Government in the name of compassion, however, is a most seductive thing, and must be guarded against at all costs, for once the door of government is opened to even the noblest of social causes, every seemingly noble cause will follow through that door until every perceived social injustice is righted. Since compassionate government essentially means that government has legislated poverty into a virtue, it will eventually leave a nation bankrupt and broken upon the shoals of good intentions.
Here is how this works in real life: If a group of people is essentially told that they deserve what another group has, it effectively tells them that they are the more virtuous of the two groups. Regarding the poor, when the redistribution of wealth and progressive taxation are instituted, they have now been legally proclaimed more virtuous (and therefore more deserving) than the wealthy, and are therefore owed their property and goods. Since the sinful nature of humanity is lazy and self-serving in the extreme, it will not be long before a large and overwhelming percentage of a nation’s citizens rush to become the virtuous poor, causing the non-virtuous wealthy to eventually buckle under the weight of supporting the entitled ones. Economic and moral collapse is the only possible outcome of such a system.

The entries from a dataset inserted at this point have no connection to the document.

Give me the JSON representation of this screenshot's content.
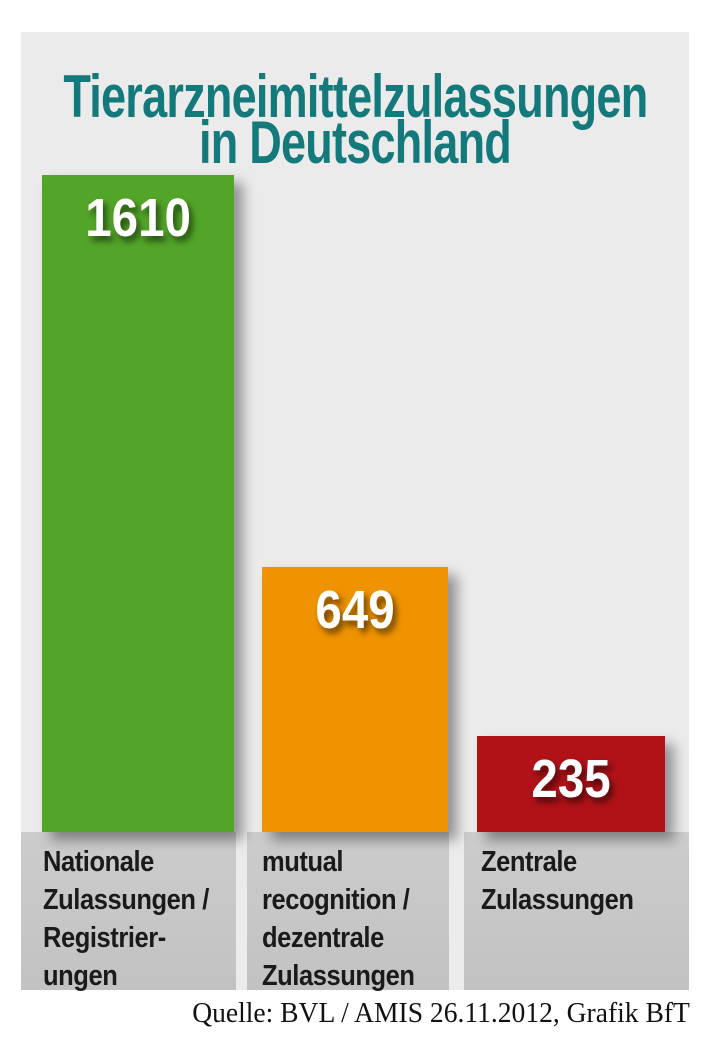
{
  "title": {
    "line1": "Tierarzneimittelzulassungen",
    "line2": "in Deutschland"
  },
  "chart_data": {
    "type": "bar",
    "title": "Tierarzneimittelzulassungen in Deutschland",
    "categories": [
      "Nationale Zulassungen / Registrierungen",
      "mutual recognition / dezentrale Zulassungen",
      "Zentrale Zulassungen"
    ],
    "values": [
      1610,
      649,
      235
    ],
    "value_labels": [
      "1610",
      "649",
      "235"
    ],
    "category_label_lines": [
      "Nationale\nZulassungen /\nRegistrier-\nungen",
      "mutual\nrecognition /\ndezentrale\nZulassungen",
      "Zentrale\nZulassungen"
    ],
    "bar_colors": [
      "#52A528",
      "#F09300",
      "#B01218"
    ],
    "ylim": [
      0,
      1650
    ],
    "grid": false,
    "legend": "none",
    "source": "Quelle: BVL / AMIS 26.11.2012, Grafik BfT"
  },
  "colors": {
    "page_bg": "#FFFFFF",
    "panel_bg": "#EBEBEC",
    "band_bg": "#C7C7C8",
    "title_text": "#14797B",
    "value_text": "#FFFFFF",
    "label_text": "#1A1A1A",
    "source_text": "#111111"
  }
}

Heaven’s wisdom has relegated human government to the confines of a small, stern box in order to keep (among other ills) the idea of compassion from destroying the good exercise of it. But without government, what then of the idea of compassion, and of looking after the poor and needy? Simply put, the answer is humanity. Individuals are to show compassion (Luke 10:37), families are to showcompassion (1 Timothy 5:8), and churches are to show compassion (1 Corinthians 16:2). There is more than enough to go around, especially where Christ has touched the hearts of His followers.
Religion (not government!) that God our Father accepts as pure and faultless is this: to look after orphans and widows in their distress… (James 1:27a).
Legislating compassion is theft; showing compassion is personal, human and beautiful. It lifts humanity into the realm of dignity and nobility, and brings glory to Heaven. We do well to remember that the compassion of Jesus was personal, and not governmental. Let us go and do likewise, and get government out of the business, for it is destroying us.
Reminds me of the linked excerpt from “The Law” by Frederick Bastiat.
http://www.lexrex.com/informed/otherdocuments/thelaw/law12.htm
Like this … tony
This was a fantastic post; I just had to read it again!